Asked about the dissatisfaction with training thrown up by the survey, it responded: ‘Raising understanding of the dangers and training people of all ages in safe workplace practice is critical for the construction sector.
‘Over the past two years, we have provided over £3 million in grants for asbestos training courses to more than 53,000 trainees, working with more than 2,200 employers… We have also supported more than 800 trainees with asbestos training qualifications.’
But Graham Watts, chief executive of the Construction Industry Council building trade association, says that only the responsible companies make use of such training. Irresponsible companies don’t bother with it to save money.
‘There is no licensing of contractors in the UK,’ he says. ‘In the absence of any formal licensing system, we have a ‘free-for-all’ in which professional bodies and trade associations attempt to do the right thing by imposing self-regulation on their member firms.
‘But of the 250,000-plus building/construction firms in the UK, only about 10 per cent belong to professional bodies or trade associations.
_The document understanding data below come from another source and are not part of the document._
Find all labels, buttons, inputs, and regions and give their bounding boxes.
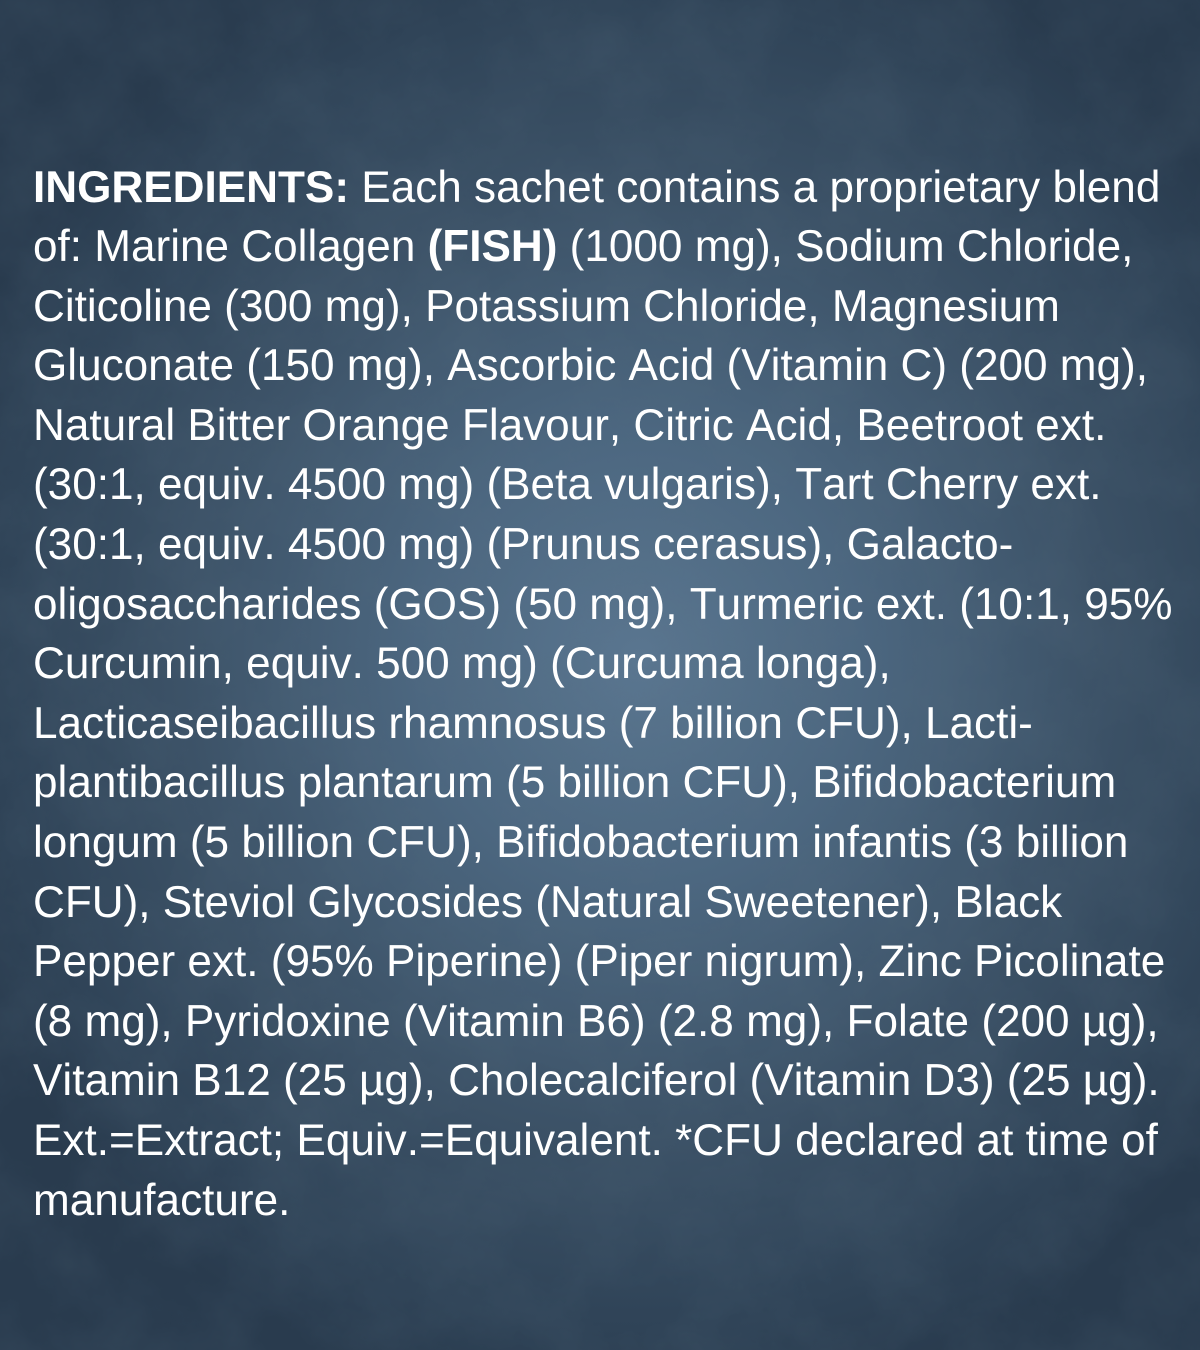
text block: ingredients list: longum (5 billion CFU), Bifidobacterium infantis (3 billion [33,818,1128,867]
text block: ingredients list: Pepper ext. (95% Piperine) (Piper nigrum), Zinc Picolinate [33,937,1165,986]
text block: ingredients list: oligosaccharides (GOS) (50 mg), Turmeric ext. (10:1, 95% [33,580,1172,629]
text block: ingredients list [33,162,1172,1225]
text block: ingredients list: plantibacillus plantarum (5 billion CFU), Bifidobacterium [33,758,1116,807]
text block: ingredients list: Natural Bitter Orange Flavour, Citric Acid, Beetroot ext. [33,401,1106,450]
text block: ingredients list: (8 mg), Pyridoxine (Vitamin B6) (2.8 mg), Folate (200 µg), [33,997,1159,1046]
text block: ingredients list: of: Marine Collagen (FISH) (1000 mg), Sodium Chloride, [33,222,1133,271]
text block: ingredients list: Curcumin, equiv. 500 mg) (Curcuma longa), [33,639,891,688]
text block: ingredients list: Vitamin B12 (25 µg), Cholecalciferol (Vitamin D3) (25 µg). [33,1056,1160,1105]
text block: ingredients list: INGREDIENTS: Each sachet contains a proprietary blend [33,162,1160,212]
text block: ingredients list: (30:1, equiv. 4500 mg) (Prunus cerasus), Galacto- [33,520,1013,569]
text block: ingredients list: Citicoline (300 mg), Potassium Chloride, Magnesium [33,282,1060,331]
text block: ingredients list: CFU), Steviol Glycosides (Natural Sweetener), Black [33,878,1062,927]
text block: ingredients list: Ext.=Extract; Equiv.=Equivalent. *CFU declared at time of [33,1116,1158,1165]
text block: ingredients list: (30:1, equiv. 4500 mg) (Beta vulgaris), Tart Cherry ext. [33,460,1101,509]
text block: ingredients list: Gluconate (150 mg), Ascorbic Acid (Vitamin C) (200 mg), [33,341,1148,390]
text block: ingredients list: manufacture. [33,1176,290,1225]
text block: ingredients list: Lacticaseibacillus rhamnosus (7 billion CFU), Lacti- [33,699,1033,748]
The vast majority are unregulated.
‘Businesses that ask their employees or self-employed supply chain to deal with asbestos inappropriately should be reported to the Health and Safety Executive. This can be done confidentially.’
In the meantime, poor practices among companies that don’t bother educating their workers lead to corners being cut and risks being taken – often, as Liam has found, with nothing more than a shrug, an ignorant laugh and a deadly intake of breath.